Deborah Willis is a contemporary African-American artist, photographer, curator, photographic historian, and author. She is University Professor and Chair of Department of Photography & Imaging at the Tisch School of the Arts at NYU. She was a 2005 Guggenheim Fellow and Fletcher Fellow, and a 2000 MacArthur Fellow, as well as the 1996 recipient of the Anonymous Was a Woman Foundation award. She received her PhD from George Mason University and her MFA from Pratt Institute.
Ben is a founding partner at the commercial real estate firm Great Island Development in Boston, Massachusetts and is a private equity investor at Devine Capital LLC. As a Portland, Maine native, he went on to receive his A.B. from Bowdoin College (1983); his J.D. from the University of Maine School of Law (1987); and his MPA from the John F. Kennedy School of Government Harvard University (2010). He currently serves on several boards throughout the state of Maine.
John Rajchman is a philosopher and a professor of Art History at Columbia University, where he has taught for the last 25 years.

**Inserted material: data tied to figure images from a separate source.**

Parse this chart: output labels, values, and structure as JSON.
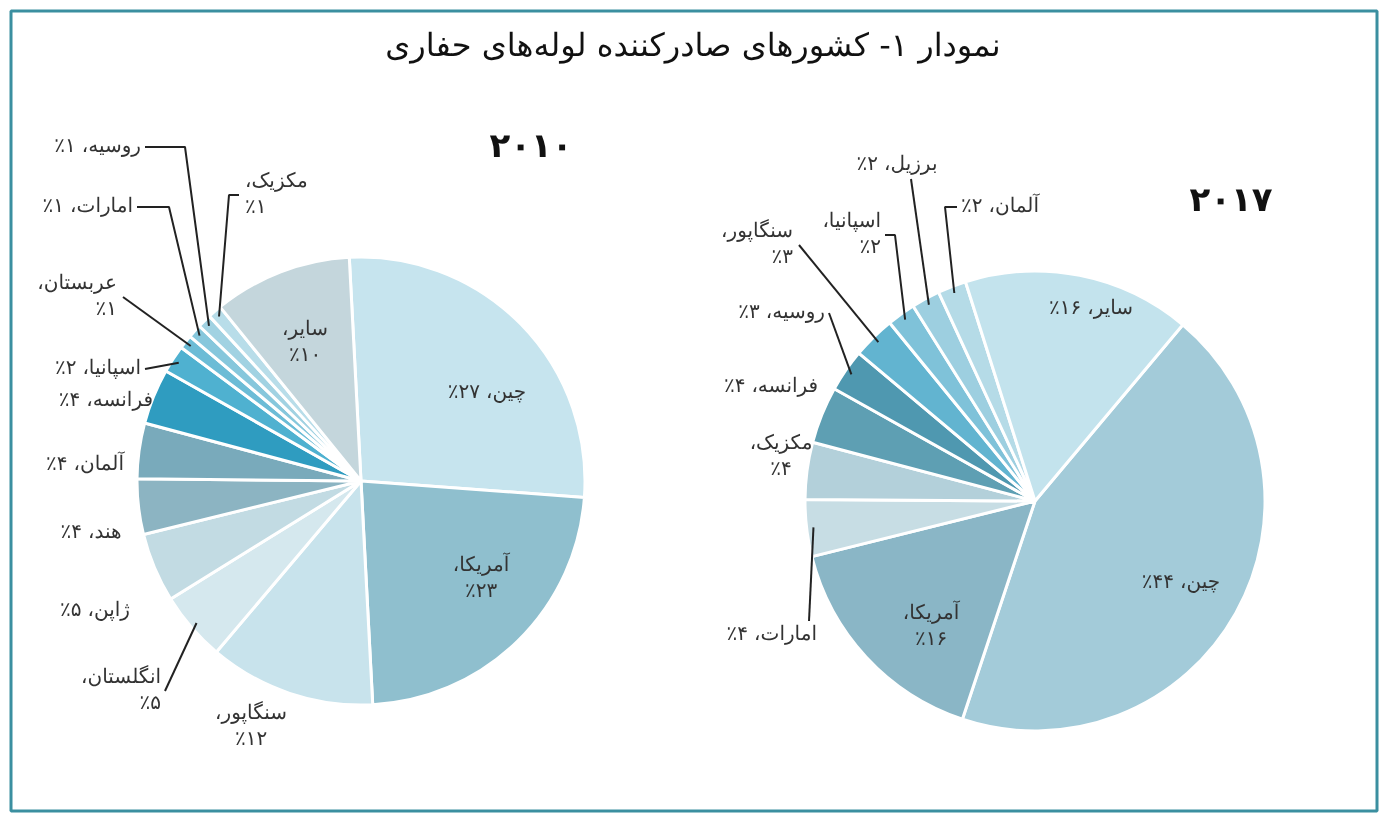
{
  "chart_data": [
    {
      "type": "pie",
      "title": "نمودار ۱- کشورهای صادرکننده لوله‌های حفاری",
      "subtitle": "۲۰۱۰",
      "categories": [
        "چین،",
        "آمریکا،",
        "سنگاپور،",
        "انگلستان،",
        "ژاپن،",
        "هند،",
        "آلمان،",
        "فرانسه،",
        "اسپانیا،",
        "عربستان،",
        "امارات،",
        "روسیه،",
        "مکزیک،",
        "سایر،"
      ],
      "values": [
        27,
        23,
        12,
        5,
        5,
        4,
        4,
        4,
        2,
        1,
        1,
        1,
        1,
        10
      ],
      "value_labels": [
        "۲۷٪",
        "۲۳٪",
        "۱۲٪",
        "۵٪",
        "۵٪",
        "۴٪",
        "۴٪",
        "۴٪",
        "۲٪",
        "۱٪",
        "۱٪",
        "۱٪",
        "۱٪",
        "۱۰٪"
      ],
      "colors": [
        "#c6e4ee",
        "#8fbfce",
        "#c8e3ec",
        "#d5e8ee",
        "#c2dbe3",
        "#8cb4c2",
        "#79aabb",
        "#2f9cc0",
        "#4fb1d0",
        "#6cbcd6",
        "#86c7dc",
        "#a1d2e2",
        "#b8dde9",
        "#c4d6dc"
      ]
    },
    {
      "type": "pie",
      "subtitle": "۲۰۱۷",
      "categories": [
        "چین،",
        "آمریکا،",
        "امارات،",
        "مکزیک،",
        "فرانسه،",
        "روسیه،",
        "سنگاپور،",
        "اسپانیا،",
        "برزیل،",
        "آلمان،",
        "سایر،"
      ],
      "values": [
        44,
        16,
        4,
        4,
        4,
        3,
        3,
        2,
        2,
        2,
        16
      ],
      "value_labels": [
        "۴۴٪",
        "۱۶٪",
        "۴٪",
        "۴٪",
        "۴٪",
        "۳٪",
        "۳٪",
        "۲٪",
        "۲٪",
        "۲٪",
        "۱۶٪"
      ],
      "colors": [
        "#a3cbd9",
        "#8ab6c6",
        "#c7dde4",
        "#b3d0da",
        "#5e9fb3",
        "#4f98b0",
        "#62b4d0",
        "#7fc2d9",
        "#9dcfe0",
        "#b5dbe7",
        "#c3e3ed"
      ]
    }
  ]
}
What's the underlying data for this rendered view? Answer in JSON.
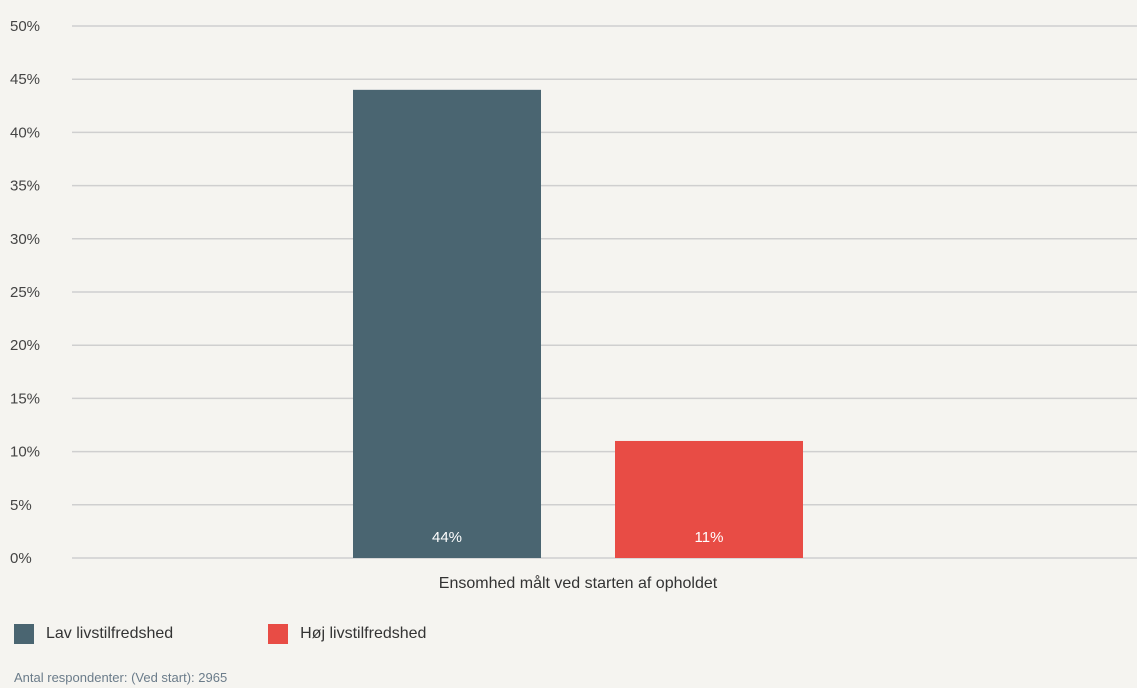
{
  "chart_data": {
    "type": "bar",
    "categories": [
      "Ensomhed målt ved starten af opholdet"
    ],
    "series": [
      {
        "name": "Lav livstilfredshed",
        "values": [
          44
        ],
        "label": "44%",
        "color": "#4a6571"
      },
      {
        "name": "Høj livstilfredshed",
        "values": [
          11
        ],
        "label": "11%",
        "color": "#e84c45"
      }
    ],
    "ylim": [
      0,
      50
    ],
    "yticks": [
      0,
      5,
      10,
      15,
      20,
      25,
      30,
      35,
      40,
      45,
      50
    ],
    "ytick_labels": [
      "0%",
      "5%",
      "10%",
      "15%",
      "20%",
      "25%",
      "30%",
      "35%",
      "40%",
      "45%",
      "50%"
    ],
    "grid": true,
    "legend_position": "bottom-left"
  },
  "footnote": "Antal respondenter: (Ved start): 2965",
  "colors": {
    "grid": "#cfcfcf",
    "background": "#f5f4f0"
  }
}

During this period he has taken part in many new critical debates as the art world became increasingly globalized, mediatized and digitalized. His books, writings, and catalogue essays in philosophy, art and architecture have been translated into many languages, and he has taught and lectured in many countries. He received his BA from Yale, and his PhD in philosophy from Columbia University.
Dorit Yaron is a curator, a museum professional, a grant writer and an art historian. Since 2004, she has served as the Deputy Director of the David C. Driskell Center for Study of African American Art at the University Maryland, College Park.
She received her MA in American Art, specializing in African American art, from the University of Maryland.
Paul McDonald is a Shareholder at Bernstein Shur in Portland, Maine. He is an accomplished litigation strategist and trial lawyer with a deep understanding of how the business world functions. He is a former member of the Muskie Access to Justice Award Dinner Committee and a board member of the Wayside Soup Kitchen and Easter Seals Maine.
Jonathan is the owner of a boutique wealth management firm located in Portland, Maine. Hailing from Adams, Massachusetts, Jonathan attended Bowdoin College where he received his A.B. in Government & Legal Studies with a minor in Sociology. In addition to his collegiate studies, he is a Certified Financial Planner™ obtaining his education requirement from NYU.
Sarah Harrison Smith is a writer and editor with a long career in media. Most recently, she worked as Editorial Director for Books and Kindle at Amazon. Before moving to Baltimore in 2014, she spent 12 years at the New York Times, where her roles included Managing Editor of The New York Times Magazine. She is the author of many articles and reviews, as well as ”The Fact Checker’s Bible,” a guide to magazine research, which reflects her early career at The New Yorker. She now teaches in the Center for Leadership Education at Johns Hopkins University.
Ted Coons is Professor of Psychology, Cognition & Perception at the Center for Neural Science at New York University (NYU), arriving there in 1965. He is a pioneer in the field of neuroscience and a major contributor to early studies in neuroaesthetics. As an undergraduate, he studied music composition and theory at Colorado College (B.A., 1951) and then—after a stint in the Air Force—again at Yale University (toward an M.A.). There, however, he became interested in what impact the temporal form of a composition has on the feelings of an audience. He soon switched his career goals and ultimately received his Ph.D. in what is now known as systems neuroscience.